Поспав после дежурства, я уходил бродить по городу, придумывая себе дела, – ведь я почти ничем не мог помочь своей семье, а в госпитале неоднократно слышал, что если хочешь выжить, то нельзя лежать. Бродить без цели – но двигаться! Однако вскоре придумал себе дело или хотя бы его призрак. В эти яркие солнечные дни в различных частях города открылись книжные лари, и я тщетно искал среди продавцов знакомых букинистов – Шилова, Наумова, Лебедева и других, чтобы предложить свои книги. Все-таки на деньги, хоть, правда, на большие, на рынке можно было купить кое-что из продовольствия… Несколько раз мне пришлось сходить в Эрмитаж за своими документами и за какими-то вещами, оставленными в противопожарной команде, и в один из таких походов, когда я брел около цирка, меня кто-то окликнул. Это оказался мой давний знакомый еще юношеских лет Макс Рейтер. Мы много лет не виделись, но еще студентами мы как-то целую зиму жили в одной комнате на Загородном, 34. Как он сейчас узнал меня – Бог весть! И этот старый знакомый, спеша куда-то по делам, сказал, что работает на таком-то заводе в конце Большого проспекта Васильевского острова, и если я туда приду в ближайшие дни, то он даст мне что-нибудь съестное.

– Взамен того портсигара, который, дело прошлое, я тогда не потерял, а на самом деле проиграл в карты… – сказал он мне на прощанье.

Да, дело было действительно прошлым. Два десятка лет назад он как-то взял у меня, чтобы «шикануть» в компании, серебряный портсигар с окошечком из слюды – такие были модны перед войной 1914 года, и, вернувшись под утро, сказал, что на него напали хулиганы, пришлось драться, и портсигар в этой драке он потерял. Я тогда поворчал, но поверил. И вот теперь он вспомнил этот случай, бывший в 1922 году.

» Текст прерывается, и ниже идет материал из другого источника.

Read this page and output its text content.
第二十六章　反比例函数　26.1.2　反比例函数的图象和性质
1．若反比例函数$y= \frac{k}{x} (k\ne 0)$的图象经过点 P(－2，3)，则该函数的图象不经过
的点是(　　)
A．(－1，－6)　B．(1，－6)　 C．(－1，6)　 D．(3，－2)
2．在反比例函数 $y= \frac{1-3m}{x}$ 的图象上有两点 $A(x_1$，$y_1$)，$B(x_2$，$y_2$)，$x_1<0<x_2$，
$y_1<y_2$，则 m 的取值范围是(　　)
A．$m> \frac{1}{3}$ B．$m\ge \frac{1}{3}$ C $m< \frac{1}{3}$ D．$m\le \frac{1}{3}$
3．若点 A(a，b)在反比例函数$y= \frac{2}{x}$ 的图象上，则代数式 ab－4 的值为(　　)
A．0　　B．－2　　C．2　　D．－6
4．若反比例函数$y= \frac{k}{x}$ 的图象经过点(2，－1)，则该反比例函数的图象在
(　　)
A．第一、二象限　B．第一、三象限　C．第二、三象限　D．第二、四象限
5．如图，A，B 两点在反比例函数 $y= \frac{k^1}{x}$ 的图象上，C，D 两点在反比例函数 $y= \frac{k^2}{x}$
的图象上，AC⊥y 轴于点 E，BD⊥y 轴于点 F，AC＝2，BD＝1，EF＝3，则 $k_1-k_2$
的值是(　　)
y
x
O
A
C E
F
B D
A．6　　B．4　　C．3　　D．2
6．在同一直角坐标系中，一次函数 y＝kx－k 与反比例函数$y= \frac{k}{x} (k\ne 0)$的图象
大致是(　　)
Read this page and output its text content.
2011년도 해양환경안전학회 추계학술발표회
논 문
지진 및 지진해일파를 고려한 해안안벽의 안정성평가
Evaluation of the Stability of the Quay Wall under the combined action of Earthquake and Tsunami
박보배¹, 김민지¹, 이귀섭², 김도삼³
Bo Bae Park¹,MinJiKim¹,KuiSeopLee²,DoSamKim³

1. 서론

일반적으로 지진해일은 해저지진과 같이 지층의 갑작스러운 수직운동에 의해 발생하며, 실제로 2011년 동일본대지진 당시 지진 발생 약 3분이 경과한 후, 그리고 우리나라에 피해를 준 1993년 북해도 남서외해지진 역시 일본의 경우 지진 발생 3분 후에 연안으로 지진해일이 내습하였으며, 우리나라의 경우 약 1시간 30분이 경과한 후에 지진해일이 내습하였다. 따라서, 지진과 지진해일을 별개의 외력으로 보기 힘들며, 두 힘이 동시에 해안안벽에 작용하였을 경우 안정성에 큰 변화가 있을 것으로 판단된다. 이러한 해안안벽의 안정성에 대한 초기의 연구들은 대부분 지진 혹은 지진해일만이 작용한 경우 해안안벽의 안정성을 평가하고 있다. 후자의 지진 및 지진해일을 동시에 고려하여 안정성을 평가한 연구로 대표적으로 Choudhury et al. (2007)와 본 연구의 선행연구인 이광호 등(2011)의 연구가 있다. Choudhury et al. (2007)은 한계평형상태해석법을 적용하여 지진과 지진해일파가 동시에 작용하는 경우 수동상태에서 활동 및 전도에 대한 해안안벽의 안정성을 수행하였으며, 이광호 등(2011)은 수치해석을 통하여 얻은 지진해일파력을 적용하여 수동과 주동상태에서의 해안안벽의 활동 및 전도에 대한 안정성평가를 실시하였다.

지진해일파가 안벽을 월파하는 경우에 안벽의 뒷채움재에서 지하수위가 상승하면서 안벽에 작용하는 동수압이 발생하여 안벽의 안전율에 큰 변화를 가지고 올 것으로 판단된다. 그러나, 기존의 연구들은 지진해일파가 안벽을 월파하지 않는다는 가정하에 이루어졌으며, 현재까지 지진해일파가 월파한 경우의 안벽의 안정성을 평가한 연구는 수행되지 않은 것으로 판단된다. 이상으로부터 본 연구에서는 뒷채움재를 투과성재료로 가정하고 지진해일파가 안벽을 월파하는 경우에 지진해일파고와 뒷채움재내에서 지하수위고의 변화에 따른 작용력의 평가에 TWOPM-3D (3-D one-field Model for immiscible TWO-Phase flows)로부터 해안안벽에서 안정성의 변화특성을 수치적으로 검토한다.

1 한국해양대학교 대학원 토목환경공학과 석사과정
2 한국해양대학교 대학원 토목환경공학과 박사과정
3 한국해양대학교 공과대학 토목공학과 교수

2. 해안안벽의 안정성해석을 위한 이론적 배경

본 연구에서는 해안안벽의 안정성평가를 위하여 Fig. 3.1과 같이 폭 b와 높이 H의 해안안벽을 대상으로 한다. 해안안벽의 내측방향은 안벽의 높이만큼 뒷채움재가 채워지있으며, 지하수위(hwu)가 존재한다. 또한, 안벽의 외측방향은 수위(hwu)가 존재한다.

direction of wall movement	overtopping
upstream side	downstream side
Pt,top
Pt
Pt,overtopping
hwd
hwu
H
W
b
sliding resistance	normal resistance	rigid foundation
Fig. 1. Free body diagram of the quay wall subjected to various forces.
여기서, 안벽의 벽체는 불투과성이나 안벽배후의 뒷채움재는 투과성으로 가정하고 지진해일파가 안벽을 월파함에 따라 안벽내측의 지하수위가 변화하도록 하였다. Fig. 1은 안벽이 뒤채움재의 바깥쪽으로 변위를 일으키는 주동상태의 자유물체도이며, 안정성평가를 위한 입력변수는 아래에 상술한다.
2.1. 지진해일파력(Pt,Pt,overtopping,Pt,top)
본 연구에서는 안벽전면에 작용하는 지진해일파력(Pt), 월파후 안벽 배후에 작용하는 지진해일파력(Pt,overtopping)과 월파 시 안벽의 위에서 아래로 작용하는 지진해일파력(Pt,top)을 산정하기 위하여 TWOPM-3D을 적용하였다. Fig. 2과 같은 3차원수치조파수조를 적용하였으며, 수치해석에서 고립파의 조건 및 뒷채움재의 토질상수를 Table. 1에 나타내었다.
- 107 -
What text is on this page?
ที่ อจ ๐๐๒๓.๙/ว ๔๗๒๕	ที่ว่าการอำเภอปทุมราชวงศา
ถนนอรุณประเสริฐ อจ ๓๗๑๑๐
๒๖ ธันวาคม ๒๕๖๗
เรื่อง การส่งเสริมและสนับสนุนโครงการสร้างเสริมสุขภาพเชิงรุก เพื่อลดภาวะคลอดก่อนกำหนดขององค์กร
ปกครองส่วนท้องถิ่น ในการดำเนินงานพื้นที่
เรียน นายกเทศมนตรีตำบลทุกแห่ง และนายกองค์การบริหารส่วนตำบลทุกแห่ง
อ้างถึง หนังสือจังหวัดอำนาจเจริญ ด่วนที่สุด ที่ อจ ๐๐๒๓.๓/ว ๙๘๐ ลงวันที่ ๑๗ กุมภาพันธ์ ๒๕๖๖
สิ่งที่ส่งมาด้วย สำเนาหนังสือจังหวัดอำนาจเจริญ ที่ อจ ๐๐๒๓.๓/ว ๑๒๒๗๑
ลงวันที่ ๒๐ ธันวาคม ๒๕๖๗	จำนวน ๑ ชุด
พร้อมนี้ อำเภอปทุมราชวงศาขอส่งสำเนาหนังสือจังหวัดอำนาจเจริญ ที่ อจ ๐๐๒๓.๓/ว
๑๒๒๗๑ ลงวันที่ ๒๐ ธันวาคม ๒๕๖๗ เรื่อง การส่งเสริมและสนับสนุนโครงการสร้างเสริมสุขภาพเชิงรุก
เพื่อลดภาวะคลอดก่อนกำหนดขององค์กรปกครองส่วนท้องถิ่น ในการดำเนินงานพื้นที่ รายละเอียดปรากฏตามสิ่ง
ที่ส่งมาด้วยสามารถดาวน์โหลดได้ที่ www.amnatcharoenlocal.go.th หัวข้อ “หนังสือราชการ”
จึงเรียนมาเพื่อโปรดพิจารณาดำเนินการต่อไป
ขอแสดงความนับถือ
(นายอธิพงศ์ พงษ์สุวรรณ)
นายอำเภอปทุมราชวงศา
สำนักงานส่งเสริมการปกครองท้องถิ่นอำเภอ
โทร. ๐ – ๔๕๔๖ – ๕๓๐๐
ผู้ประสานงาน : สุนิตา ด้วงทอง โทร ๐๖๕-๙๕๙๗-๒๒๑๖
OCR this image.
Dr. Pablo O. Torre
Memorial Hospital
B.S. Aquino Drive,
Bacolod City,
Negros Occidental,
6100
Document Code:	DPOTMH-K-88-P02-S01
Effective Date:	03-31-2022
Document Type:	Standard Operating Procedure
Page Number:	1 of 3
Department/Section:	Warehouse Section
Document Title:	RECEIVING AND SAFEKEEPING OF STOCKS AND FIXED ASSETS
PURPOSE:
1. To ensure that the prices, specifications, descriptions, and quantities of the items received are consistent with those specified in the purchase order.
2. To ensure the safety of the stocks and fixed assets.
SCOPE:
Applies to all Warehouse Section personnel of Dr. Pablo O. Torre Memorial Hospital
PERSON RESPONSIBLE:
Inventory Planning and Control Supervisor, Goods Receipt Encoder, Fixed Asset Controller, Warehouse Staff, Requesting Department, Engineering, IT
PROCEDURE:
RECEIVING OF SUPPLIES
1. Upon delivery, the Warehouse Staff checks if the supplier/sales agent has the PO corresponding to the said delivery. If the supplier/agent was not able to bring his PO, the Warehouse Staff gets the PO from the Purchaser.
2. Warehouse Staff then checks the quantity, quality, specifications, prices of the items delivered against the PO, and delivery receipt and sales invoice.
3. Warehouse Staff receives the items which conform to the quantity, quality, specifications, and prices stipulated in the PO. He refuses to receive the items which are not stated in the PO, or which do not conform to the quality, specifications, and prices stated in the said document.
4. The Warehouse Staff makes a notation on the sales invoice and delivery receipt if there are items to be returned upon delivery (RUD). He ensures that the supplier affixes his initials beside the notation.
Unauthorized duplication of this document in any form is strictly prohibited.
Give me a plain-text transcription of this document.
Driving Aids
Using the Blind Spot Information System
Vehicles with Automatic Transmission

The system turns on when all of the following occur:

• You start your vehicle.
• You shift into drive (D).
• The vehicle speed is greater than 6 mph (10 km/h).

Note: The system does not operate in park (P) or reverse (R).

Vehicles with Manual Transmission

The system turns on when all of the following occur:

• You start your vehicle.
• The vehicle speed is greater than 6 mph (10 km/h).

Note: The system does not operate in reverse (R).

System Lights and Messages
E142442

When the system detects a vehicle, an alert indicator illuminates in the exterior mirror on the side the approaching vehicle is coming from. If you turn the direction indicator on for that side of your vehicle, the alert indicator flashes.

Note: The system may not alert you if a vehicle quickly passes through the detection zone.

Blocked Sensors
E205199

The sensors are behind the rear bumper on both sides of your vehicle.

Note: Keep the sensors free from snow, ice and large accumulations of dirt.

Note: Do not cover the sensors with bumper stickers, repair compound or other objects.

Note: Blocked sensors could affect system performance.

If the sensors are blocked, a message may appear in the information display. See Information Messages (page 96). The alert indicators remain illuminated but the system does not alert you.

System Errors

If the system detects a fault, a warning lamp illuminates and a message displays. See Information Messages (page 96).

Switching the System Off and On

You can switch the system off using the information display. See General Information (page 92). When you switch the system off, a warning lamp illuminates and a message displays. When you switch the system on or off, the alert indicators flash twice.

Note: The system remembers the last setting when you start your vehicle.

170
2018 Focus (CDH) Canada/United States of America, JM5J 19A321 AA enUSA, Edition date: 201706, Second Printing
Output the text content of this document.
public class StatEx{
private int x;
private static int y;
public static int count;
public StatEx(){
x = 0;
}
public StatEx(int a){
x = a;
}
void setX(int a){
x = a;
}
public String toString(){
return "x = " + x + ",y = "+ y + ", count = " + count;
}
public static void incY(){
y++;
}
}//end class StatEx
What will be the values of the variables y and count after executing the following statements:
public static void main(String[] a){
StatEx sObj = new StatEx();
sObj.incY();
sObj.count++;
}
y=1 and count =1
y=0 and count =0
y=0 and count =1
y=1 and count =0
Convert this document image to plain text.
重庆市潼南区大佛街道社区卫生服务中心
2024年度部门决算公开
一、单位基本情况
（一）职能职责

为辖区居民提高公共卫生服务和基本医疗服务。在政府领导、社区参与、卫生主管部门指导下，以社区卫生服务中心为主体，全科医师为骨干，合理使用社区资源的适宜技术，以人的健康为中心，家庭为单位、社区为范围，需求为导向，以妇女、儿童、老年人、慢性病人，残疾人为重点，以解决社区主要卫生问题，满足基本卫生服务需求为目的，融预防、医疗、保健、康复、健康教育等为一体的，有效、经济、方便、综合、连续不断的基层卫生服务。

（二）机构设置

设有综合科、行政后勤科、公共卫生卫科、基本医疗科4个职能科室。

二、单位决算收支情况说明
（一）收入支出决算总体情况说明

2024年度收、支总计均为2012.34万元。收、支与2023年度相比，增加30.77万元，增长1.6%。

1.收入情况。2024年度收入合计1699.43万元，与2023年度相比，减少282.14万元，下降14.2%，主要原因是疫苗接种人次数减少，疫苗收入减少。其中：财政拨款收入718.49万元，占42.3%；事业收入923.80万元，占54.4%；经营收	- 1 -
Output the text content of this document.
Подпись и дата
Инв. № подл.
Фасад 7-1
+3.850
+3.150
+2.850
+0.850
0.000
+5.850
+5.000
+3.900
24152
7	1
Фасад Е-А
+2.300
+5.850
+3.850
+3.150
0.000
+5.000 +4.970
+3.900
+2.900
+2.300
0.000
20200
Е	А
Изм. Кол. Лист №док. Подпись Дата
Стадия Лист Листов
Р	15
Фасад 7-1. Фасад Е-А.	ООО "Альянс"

Через день, после дежурства, я добрался до его завода, и он угостил меня кружкой крепкого чая с сахаром и отдал буханку полубелого хлеба, которого мы не видели с сентября. А когда я отрезал от нее треть, а остальное стал заворачивать в газетку, Макс неторопливо развернул ее, положил передо мной большую часть, а завернул и завязал бечевкой меньшую.

– Ты – кормилец, и ты пришел сюда, – сказал он наставительно. – Но я же вижу – если как следует не поешь, обратно тебе не дойти. И мой тебе совет – если есть возможность, эвакуируйся поскорей со всем семейством. Когда ты меня встретил, я шел как раз хлопотать, чтобы выехать с женой и детьми. Если придешь скоро еще раз, то застанешь меня, а то я уеду…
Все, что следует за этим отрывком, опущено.